“Fala Comigo”, filme de estreia do diretor Pedro Sholl, tem recebido comparações da crítica que vão desde Almodóvar a Todd Solondz. A referência ao segundo, diretor de “Felicidade”, se dá primeiramente na apresentação de pessoas com hábitos peculiares e até grotescos. Fazendo uma análise mais profunda, porém, é possível notar outro ponto em comum: o distanciamento do público com os personagens, que, embora extremamente críveis e humanos, não são capazes de despertar uma empatia genuína. Esse detalhe, que em muitos casos prejudica o resultado final, é o que dá força ao filme de Sholl.
Na trama, o adolescente Diogo tem o fetiche de telefonar para as pacientes da mãe, psicóloga, e se masturbar durante as ligações. Um dia, uma das mulheres o procura de volta. E começa o relacionamento entre o garoto e Ângela, uma musicista frustrada, recém- divorciada, de 43 anos.

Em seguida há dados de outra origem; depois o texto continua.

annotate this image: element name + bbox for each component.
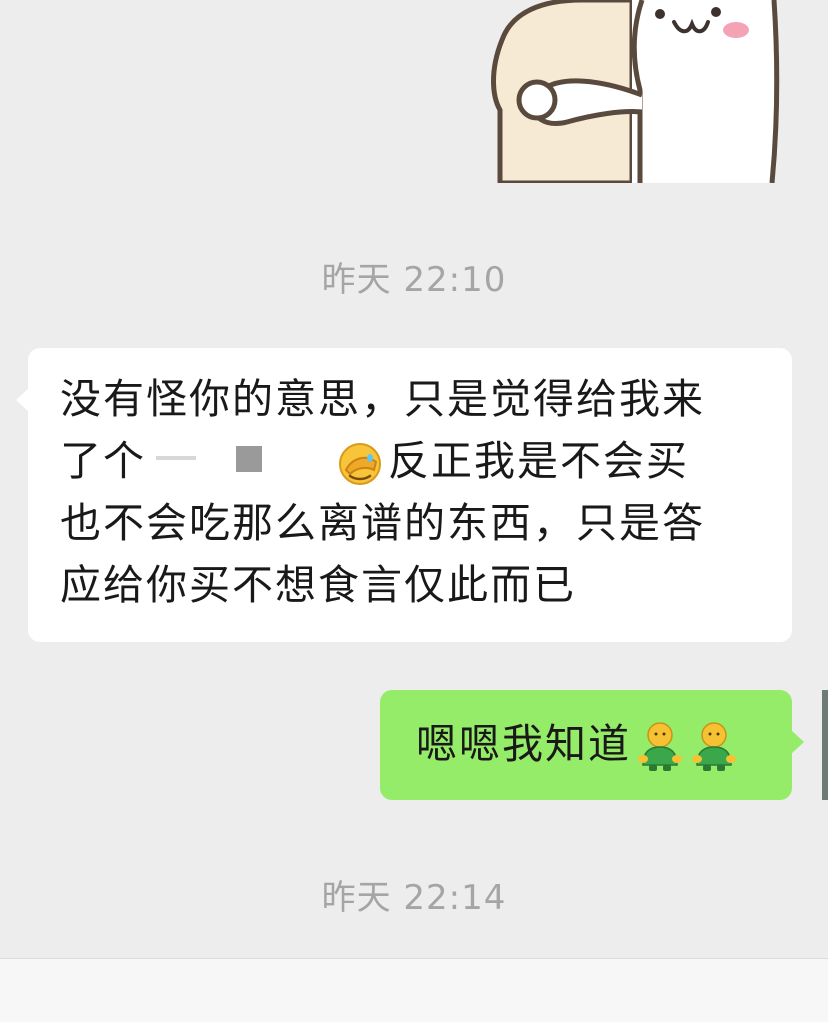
message-line: 应给你买不想食言仅此而已 [60,561,576,609]
timestamp: 昨天 22:14 [321,878,507,918]
person-emoji-icon [638,722,682,771]
message-line: 了个 [60,437,146,485]
input-area [0,958,828,1022]
sent-message-bubble[interactable]: 嗯嗯我知道 [380,690,804,800]
message-line: 嗯嗯我知道 [416,720,631,768]
avatar[interactable] [822,690,828,800]
message-line: 也不会吃那么离谱的东西，只是答 [60,499,705,547]
message-line: 没有怪你的意思，只是觉得给我来 [60,375,705,423]
sticker-image[interactable] [482,0,782,183]
received-message-text: 没有怪你的意思，只是觉得给我来 了个 反正我是不会买 也不会吃那么离谱的东西，只… [60,368,780,616]
person-emoji-icon [692,722,736,771]
face-palm-emoji-icon [339,443,381,485]
message-line: 反正我是不会买 [388,437,689,485]
timestamp: 昨天 22:10 [321,260,507,300]
sent-message-text: 嗯嗯我知道 [416,718,739,773]
redacted-content [146,444,336,484]
chat-screen: 昨天 22:10 没有怪你的意思，只是觉得给我来 了个 反正我是不会买 也不会吃… [0,0,828,1022]
bunny-sticker-icon [491,0,780,183]
received-message-bubble[interactable]: 没有怪你的意思，只是觉得给我来 了个 反正我是不会买 也不会吃那么离谱的东西，只… [16,348,792,642]
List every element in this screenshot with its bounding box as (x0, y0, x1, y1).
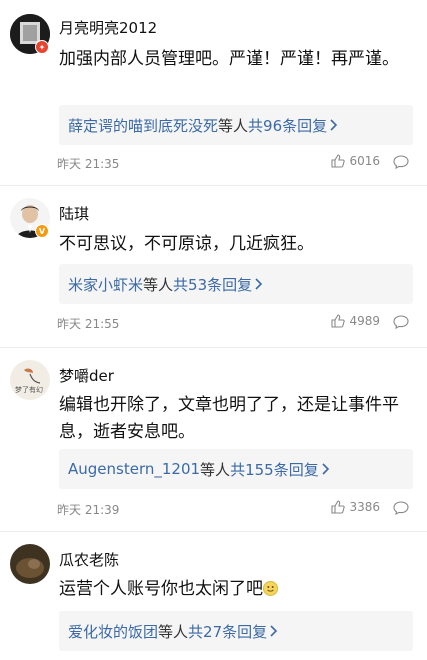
comment-text: 编辑也开除了，文章也明了了，还是让事件平息，逝者安息吧。 (59, 395, 399, 442)
username[interactable]: 陆琪 (59, 203, 89, 224)
reply-author[interactable]: 爱化妆的饭团 (68, 621, 158, 642)
reply-count[interactable]: 共155条回复 (230, 459, 319, 480)
username[interactable]: 月亮明亮2012 (59, 17, 157, 38)
reply-summary[interactable]: 薛定谔的喵到底死没死 等人 共96条回复 (59, 105, 413, 145)
timestamp: 昨天 21:39 (57, 503, 120, 517)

É interessante como um filme que faz tanto uso de closes mantenha o público tão afastado de seus personagens. Embora os apresente sem pudores, ao final do longa, fica a sensação de que de fato não conhecemos aquelas figuras. Diogo, Ângela, a família do rapaz, seus colegas de escola, poderiam ser nossos vizinhos. Nos lembram qualquer pessoa, mas nenhuma em especial.
Em momento algum Sholl tenta redimir as escolhas feitas na tela – sejam dos amantes protagonistas, ou dos pais dos meninos. O envolvimento de Diogo e Ângela não é justificado ou baseado em qualquer tipo de crença – no amor, na liberdade – como em outras produções. Não é exigido do público aceitar e se envolver com o relacionamento do casal. Ele apenas discorre no filme do mesmo modo que todos os outros acontecimentos. como a hipocondria da irmã caçula, uma breve experiência homossexual, ou a discussão entre os pais. É a vida que segue seu fluxo.
Enquanto o romance se desenvolve, os pais de Diogo vivem a crise conjugal e seu melhor amigo não é honesto com a namorada. Em um mundo onde o silêncio preenche grande parte das lacunas na comunicação entre as pessoas, é natural que o casal de protagonistas se entregue um ao outro de forma tão plena. Afinal, o que existe para ser discutido, racionalizado? Se Ângela e Diogo realmente se amam e vão ficar juntos, pouco importa. O que fica, quando as luzes se acendem, é um mosaico de relações estabelecidas no silêncio e na distância. O título não poderia ser mais adequado. Sem cair num lugar comum, recorrendo a uma crítica pastiche da “modernidade líquida”, e sem uma obrigação moral de prender o público pela empatia e pela proximidade, Sholl cria uma obra que nos cativa pelo tom de realidade que é mostrado.
O elenco é encabeçado por Denise Fraga, que interpreta Clarice, mãe de Diogo e psicóloga de Ângela. O papel lembra o que representou no longa “As Melhoras Coisas do Mundo”, mas sem o mesmo otimismo. Seu desempenho contido e eficiente se repete no restante do elenco, com exceção de Pedro Karabachian (Diogo), que transparece um pouco de inexperiência durante o filme. Vista recentemente em “Que Horas Ela Volta?”, de Anna Muylaert, Karina Teles é a que mais se encaixa na proposta do longa, trazendo uma Ângela que provoca as mais diferentes reações, da reprovação a pena, nos remetendo aos personagens de Solondz. A sequência em que discute com Clarice é a melhor do filme, com um desempenho louvável de ambas as atrizes. De certo modo, talvez essa seja a que melhor sintetiza o longa: vemos duas mulheres incapazes de se compreender, apoiadas apenas na própria perspectiva.
“Fala Comigo” não se propõe a verdades absolutas. Pode não ser memorável, mas tem uma identidade madura e voz própria que o destacam da média.